Als der Bürgerverein vor einigen Wochen eine Informationsveranstaltung zum Thema ausrichtete, war das Interesse so groß, dass der Platz im Galeriesaal nicht ausreichte. Die Stimmung war eindeutig: In Kornwestheim ist die Umfahrung nicht gewollt, weil dafür die ohnehin raren Freiflächen geopfert werden müssten und durch den Anschluss an die B 27 ein riesiges Straßenbauwerk entstehen würde.

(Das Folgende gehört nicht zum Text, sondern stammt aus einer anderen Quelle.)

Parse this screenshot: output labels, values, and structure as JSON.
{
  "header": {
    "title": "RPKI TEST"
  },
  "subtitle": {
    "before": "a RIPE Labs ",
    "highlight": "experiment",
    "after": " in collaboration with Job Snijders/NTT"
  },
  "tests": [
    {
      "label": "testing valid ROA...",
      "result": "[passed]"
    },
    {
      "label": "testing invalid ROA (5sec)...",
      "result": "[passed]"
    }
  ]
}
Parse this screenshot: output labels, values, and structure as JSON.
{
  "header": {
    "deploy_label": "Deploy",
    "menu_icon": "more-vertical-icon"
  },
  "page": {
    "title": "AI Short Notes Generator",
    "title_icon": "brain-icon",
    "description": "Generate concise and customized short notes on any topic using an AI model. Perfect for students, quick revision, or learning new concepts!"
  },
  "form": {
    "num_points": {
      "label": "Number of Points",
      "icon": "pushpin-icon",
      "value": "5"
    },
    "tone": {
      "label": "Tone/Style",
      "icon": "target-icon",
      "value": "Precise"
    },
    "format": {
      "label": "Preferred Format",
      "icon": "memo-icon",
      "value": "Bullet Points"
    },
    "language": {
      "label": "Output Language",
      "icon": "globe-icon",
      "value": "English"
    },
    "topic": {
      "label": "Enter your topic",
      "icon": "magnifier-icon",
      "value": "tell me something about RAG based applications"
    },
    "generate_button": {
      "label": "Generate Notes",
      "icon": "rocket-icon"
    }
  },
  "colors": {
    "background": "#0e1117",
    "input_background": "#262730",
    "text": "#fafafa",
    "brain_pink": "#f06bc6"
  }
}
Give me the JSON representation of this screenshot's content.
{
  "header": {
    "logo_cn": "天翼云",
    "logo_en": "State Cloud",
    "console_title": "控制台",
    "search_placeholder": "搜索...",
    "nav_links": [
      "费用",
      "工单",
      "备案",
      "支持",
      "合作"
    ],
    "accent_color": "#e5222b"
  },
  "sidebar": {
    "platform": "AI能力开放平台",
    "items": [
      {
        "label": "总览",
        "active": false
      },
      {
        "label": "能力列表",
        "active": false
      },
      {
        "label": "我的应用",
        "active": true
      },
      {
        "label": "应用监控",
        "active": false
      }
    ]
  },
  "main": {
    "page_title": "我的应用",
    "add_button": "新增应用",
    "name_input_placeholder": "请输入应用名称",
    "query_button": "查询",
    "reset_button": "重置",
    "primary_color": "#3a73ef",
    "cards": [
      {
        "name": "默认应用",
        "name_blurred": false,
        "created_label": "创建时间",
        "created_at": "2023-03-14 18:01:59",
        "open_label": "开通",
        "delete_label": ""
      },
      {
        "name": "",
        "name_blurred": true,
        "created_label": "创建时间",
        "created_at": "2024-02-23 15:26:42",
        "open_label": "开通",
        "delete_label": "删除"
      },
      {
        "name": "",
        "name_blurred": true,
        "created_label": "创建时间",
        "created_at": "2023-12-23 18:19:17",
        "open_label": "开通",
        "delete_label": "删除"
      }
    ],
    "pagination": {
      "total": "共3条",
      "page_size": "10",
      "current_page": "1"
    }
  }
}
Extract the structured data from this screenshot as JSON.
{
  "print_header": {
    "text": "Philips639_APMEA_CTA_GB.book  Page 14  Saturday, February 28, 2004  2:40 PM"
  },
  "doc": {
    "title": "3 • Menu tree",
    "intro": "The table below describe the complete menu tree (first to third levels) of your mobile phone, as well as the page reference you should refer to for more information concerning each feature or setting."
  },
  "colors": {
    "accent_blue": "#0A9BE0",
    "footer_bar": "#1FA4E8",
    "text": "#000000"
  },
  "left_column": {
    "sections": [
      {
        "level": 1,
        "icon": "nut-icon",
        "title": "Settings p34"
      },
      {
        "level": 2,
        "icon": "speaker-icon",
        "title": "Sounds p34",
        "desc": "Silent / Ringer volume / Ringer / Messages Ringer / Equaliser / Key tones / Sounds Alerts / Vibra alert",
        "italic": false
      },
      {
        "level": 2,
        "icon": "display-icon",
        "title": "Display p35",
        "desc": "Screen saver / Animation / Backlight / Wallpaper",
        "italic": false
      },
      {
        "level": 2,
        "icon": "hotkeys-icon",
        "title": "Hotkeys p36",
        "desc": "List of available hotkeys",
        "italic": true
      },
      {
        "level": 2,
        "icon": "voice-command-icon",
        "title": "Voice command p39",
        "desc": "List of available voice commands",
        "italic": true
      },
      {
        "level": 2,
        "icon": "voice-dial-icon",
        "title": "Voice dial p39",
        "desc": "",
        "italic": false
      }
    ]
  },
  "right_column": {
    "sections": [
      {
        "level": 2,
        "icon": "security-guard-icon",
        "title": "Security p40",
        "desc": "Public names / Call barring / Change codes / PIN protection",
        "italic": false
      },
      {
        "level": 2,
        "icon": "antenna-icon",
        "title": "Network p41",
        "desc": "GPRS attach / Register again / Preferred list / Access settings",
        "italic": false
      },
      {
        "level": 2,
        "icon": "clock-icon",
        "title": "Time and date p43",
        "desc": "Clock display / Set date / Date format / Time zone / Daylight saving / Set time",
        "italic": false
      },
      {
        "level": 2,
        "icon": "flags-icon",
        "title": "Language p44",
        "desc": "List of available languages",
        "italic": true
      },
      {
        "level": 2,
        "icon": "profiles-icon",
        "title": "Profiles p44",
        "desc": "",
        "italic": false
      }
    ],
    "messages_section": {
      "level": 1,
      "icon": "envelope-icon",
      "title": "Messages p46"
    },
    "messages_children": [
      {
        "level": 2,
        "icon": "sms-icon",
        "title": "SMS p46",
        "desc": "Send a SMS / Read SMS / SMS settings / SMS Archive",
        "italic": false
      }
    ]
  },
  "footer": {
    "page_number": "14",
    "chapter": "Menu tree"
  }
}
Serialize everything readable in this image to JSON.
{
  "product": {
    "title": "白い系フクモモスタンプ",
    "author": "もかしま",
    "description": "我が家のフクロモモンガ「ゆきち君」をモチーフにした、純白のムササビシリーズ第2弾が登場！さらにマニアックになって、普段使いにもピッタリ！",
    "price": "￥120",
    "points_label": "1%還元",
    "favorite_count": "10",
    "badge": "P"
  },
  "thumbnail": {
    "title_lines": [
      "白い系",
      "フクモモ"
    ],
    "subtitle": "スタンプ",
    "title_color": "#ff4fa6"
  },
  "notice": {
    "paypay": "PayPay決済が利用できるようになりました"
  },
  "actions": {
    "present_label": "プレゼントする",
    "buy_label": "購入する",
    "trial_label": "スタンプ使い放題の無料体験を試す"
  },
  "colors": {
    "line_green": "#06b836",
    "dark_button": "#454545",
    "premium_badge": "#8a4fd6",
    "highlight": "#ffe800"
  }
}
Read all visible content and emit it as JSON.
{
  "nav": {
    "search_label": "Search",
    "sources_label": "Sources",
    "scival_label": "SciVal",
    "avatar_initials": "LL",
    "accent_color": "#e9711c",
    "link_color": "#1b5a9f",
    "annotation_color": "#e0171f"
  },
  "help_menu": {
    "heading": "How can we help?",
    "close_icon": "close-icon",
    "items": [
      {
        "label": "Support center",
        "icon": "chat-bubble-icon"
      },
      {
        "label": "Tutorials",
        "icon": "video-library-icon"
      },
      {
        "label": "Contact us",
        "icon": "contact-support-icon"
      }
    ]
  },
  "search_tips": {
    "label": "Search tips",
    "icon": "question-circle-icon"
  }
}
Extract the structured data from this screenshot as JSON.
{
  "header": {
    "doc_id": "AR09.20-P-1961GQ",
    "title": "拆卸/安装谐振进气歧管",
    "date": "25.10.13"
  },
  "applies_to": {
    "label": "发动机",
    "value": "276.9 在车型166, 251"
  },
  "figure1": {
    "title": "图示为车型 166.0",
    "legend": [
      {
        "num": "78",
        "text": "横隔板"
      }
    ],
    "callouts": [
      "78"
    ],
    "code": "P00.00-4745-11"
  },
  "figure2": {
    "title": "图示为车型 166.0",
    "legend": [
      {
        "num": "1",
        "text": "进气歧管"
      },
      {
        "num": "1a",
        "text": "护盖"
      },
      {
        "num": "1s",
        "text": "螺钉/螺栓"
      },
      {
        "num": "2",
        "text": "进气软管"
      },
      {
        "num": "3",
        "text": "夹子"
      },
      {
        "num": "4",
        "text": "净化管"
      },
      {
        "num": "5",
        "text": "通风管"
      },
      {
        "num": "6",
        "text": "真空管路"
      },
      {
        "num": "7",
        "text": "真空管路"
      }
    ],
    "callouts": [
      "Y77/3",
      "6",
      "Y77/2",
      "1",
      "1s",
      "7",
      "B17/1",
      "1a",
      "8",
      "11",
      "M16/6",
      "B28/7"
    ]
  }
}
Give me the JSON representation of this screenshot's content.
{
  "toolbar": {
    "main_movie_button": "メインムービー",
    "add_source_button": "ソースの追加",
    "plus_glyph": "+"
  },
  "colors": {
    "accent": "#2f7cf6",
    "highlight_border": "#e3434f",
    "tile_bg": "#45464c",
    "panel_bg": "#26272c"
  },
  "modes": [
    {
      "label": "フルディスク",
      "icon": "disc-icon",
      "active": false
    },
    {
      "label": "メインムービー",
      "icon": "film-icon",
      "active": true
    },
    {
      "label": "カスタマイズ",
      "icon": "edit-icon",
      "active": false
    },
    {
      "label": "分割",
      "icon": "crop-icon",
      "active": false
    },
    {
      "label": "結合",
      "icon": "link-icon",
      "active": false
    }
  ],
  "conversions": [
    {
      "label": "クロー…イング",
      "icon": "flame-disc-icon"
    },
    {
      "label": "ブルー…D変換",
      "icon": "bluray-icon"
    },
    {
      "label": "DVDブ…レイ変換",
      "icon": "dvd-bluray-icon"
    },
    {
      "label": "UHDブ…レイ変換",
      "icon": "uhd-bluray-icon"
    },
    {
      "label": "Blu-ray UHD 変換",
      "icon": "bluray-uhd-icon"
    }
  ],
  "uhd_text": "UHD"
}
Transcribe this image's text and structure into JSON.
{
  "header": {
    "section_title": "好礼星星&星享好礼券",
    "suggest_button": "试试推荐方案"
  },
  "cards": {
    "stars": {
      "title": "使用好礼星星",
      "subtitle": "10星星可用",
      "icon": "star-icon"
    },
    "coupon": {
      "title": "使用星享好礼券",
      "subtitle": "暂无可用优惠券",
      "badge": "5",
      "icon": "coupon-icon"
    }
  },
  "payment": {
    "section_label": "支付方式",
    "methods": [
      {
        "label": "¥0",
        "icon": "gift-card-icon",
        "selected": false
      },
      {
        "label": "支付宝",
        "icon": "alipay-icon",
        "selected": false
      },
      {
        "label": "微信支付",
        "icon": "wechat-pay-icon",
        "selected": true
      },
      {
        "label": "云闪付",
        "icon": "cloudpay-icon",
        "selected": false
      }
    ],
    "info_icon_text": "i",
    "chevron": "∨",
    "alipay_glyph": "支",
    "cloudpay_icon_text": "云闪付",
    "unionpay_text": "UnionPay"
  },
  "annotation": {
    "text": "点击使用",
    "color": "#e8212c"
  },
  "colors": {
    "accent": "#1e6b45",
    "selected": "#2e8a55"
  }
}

Interessant ist in dem Zusammenhang die Position der Freien Wähler in der Region, die das Land kürzlich aufforderten, mit den Planungen für den Nordostring zu beginnen. Nur die Freien Wähler in Kornwestheim und Fellbach haben die Erklärung nicht unterzeichnet.
Remseck
Besonders emotional diskutiert wird in Remseck: Zum einen müsste für den Nordostring nahe des Stadtgebiets eine neue Neckarbrücke gebaut werden, was mit erheblichen Eingriffen in die Landschaft verbunden wäre. Zum anderen leidet die 26 000-Einwohner-Kommune wie kaum eine zweite in der Region unter Staus. Rund 30 000 Fahrzeuge überqueren täglich in Remseck den Neckar, vor der bestehenden Brücke bilden sich zu Stoßzeiten lange Autoschlangen.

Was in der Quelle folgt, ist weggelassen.